LESLIE: Pat in Pennsylvania is on the line with a leak in a garage roof. What can we do for you today?
PAT: Well, I have an attached garage to my house and right down at the end where the – near the garage door is there – right where the soffit meets the shingles, I have a leak there. And I was just wondering how I could try to fix that, if I could just put some of that BLACK JACK in there and try to fix it or …
TOM: How long do you want it fixed for? A week or like forever? Because if you just use the tar, it’s going to be a very short-term repair.
TOM: Tell me where exactly the leak is evidencing itself.
PAT: Well, it’s just a little bit of a water spot there right at the garage door and it seems like the shingles are lifted up a little bit. But my – we built our home only nine years ago, so I wasn’t sure if it was the shingles or …
TOM: OK. So you’re not even sure if it’s the shingles themselves that are cracking. So if you built your home nine years ago, you’ve got a fiberglass-based asphalt shingle. And one of the ways that fiberglass-based asphalt shingles wear is they actually develop sort of fissures or cracks in them. So if you put a ladder against the front of the garage and you kind of go up and look down on the shingle itself and if you see cracks that go through them, that could be the source of the water.
Now, if you’ve just got one or two shingles that are pushed up like that, usually that’s because a nail is actually backing up through the roof. And you can put a flat bar in there and kind of tap that nail down. And yeah, if you want to put a little bit of asphalt sealing under the tab just to kind of hold it in place, then that would be OK.
But in terms of leak prevention, that type of sealant is not the way to fix the leak. If it turns out that the shingles are cracked, I don’t want you to tar them; I want you to take them off and replace them.

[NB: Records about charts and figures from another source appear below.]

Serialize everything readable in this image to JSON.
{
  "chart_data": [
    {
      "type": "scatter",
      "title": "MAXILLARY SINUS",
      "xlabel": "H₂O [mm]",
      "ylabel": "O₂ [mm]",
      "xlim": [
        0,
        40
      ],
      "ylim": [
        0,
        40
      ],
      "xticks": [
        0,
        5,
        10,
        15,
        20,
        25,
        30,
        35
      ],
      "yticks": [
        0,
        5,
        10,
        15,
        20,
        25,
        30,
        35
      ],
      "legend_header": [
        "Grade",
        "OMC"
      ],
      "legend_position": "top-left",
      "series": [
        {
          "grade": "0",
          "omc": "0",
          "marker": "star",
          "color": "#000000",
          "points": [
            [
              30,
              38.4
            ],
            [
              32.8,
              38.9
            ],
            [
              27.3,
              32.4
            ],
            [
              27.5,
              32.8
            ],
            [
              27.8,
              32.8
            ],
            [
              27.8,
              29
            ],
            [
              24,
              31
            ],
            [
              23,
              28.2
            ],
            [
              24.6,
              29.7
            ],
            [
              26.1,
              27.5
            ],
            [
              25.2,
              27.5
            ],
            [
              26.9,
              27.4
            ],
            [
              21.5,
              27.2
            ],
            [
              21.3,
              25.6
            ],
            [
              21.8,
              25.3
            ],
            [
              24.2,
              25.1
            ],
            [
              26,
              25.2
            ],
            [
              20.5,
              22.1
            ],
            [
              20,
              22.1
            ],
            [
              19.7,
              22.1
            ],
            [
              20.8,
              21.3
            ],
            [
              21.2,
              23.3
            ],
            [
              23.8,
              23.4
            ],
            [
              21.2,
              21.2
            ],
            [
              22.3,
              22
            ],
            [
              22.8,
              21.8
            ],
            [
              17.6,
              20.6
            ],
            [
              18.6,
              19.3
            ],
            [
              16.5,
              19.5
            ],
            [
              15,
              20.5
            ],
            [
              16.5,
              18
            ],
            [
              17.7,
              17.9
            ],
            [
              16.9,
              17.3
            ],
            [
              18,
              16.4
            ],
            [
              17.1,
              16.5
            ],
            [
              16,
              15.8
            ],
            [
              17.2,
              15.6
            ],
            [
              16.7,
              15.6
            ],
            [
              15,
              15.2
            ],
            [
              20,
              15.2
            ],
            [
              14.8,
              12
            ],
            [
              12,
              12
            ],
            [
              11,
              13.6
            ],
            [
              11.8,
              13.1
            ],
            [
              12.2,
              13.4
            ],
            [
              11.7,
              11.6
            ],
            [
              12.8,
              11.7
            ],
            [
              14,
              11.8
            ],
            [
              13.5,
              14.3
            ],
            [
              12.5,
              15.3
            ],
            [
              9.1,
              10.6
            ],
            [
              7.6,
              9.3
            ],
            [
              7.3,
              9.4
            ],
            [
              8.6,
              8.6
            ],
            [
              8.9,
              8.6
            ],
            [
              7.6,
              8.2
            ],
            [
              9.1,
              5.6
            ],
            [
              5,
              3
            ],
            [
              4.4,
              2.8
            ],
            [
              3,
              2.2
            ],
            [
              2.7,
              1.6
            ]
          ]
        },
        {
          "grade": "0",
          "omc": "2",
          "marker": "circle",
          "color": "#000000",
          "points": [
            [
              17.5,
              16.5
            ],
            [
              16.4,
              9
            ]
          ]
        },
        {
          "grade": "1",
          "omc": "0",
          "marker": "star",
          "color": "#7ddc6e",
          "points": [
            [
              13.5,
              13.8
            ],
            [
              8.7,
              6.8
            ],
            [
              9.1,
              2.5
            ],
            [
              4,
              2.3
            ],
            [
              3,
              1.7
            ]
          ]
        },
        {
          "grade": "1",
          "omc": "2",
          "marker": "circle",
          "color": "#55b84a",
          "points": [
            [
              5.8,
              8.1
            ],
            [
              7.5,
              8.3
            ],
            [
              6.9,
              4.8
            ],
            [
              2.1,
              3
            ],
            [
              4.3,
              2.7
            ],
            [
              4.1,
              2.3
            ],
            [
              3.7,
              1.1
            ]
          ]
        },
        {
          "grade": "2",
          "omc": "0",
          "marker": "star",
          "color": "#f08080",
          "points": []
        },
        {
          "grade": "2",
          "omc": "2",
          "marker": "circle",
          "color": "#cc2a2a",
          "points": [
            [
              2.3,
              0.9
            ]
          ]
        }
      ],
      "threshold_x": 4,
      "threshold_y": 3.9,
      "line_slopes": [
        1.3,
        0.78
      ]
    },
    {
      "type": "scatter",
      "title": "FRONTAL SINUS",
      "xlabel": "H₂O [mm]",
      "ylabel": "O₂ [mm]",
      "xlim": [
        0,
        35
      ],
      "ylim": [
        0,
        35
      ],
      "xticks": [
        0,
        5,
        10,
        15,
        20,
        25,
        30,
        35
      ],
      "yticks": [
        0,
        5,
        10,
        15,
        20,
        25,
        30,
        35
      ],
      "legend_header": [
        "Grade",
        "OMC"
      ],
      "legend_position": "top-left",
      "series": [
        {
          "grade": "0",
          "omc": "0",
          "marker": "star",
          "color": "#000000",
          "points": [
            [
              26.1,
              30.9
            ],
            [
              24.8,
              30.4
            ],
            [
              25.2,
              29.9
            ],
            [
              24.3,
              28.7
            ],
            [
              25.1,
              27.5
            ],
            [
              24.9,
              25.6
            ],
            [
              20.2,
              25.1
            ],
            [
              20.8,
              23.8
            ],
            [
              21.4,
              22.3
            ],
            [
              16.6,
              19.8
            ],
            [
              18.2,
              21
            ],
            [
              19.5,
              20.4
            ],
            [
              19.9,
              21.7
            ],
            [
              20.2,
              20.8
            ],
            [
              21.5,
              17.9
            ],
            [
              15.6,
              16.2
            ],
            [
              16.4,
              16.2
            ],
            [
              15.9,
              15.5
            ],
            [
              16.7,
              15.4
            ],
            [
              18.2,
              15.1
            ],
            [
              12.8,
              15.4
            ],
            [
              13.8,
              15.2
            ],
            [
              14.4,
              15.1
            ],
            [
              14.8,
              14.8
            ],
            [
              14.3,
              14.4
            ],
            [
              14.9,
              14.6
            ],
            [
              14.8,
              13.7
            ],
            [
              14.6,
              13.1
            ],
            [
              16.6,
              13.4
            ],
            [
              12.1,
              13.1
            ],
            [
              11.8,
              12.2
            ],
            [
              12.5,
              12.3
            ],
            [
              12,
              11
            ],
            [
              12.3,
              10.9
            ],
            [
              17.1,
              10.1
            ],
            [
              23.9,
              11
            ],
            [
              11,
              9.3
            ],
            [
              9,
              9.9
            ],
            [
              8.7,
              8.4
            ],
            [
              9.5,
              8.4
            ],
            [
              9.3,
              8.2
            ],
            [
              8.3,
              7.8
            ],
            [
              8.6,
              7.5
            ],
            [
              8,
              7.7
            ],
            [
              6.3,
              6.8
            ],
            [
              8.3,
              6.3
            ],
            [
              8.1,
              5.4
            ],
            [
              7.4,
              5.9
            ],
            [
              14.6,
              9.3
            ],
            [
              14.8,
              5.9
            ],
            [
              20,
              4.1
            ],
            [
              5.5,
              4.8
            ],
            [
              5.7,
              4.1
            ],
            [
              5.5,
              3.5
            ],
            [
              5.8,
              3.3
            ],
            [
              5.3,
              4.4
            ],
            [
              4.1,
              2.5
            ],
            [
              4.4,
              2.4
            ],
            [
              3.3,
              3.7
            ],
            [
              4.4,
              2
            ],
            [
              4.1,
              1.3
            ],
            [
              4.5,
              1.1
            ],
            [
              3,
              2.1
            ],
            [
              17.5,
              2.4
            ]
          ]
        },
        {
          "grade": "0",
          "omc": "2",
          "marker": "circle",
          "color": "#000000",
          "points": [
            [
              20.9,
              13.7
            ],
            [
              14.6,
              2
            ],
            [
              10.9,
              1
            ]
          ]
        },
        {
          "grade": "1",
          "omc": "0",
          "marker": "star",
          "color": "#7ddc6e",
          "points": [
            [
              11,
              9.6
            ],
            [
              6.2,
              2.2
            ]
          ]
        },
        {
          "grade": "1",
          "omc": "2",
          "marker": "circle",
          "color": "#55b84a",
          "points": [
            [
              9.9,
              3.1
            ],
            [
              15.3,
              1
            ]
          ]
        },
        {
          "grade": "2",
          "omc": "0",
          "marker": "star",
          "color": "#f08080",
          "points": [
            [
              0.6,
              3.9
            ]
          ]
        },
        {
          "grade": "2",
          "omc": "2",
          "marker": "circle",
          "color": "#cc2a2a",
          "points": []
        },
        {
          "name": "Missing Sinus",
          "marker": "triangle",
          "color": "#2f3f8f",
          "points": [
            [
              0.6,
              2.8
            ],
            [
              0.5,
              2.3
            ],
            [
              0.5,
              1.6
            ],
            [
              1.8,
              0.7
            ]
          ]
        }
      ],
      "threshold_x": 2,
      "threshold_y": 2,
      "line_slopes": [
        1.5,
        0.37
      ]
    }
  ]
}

PAT: OK. So that’s not a permanent fix then, I guess, is what you’re saying.
TOM: Well, that’s right. It’s not going to be a permanent fix. If the shingles are cracked, then you should pull off the shingles that are damaged and replace them and you can do that with a flat bar. You can actually sort of extract – sort of surgically remove a shingle from the middle of a roof and put a new one back in its place.
PAT: OK. You wouldn’t think after nine years, though, that the shingles would be cracked already, would you, or …?
TOM: I have seen it happen quicker than that.
PAT: Oh, really? OK.
TOM: Yeah, that’s why – see, that’s kind of the way those shingles wear. It depends on a lot of factors. But I would take a very careful look at that and see if that’s what’s causing it.
PAT: OK. Well, that sounds good. I appreciate your help.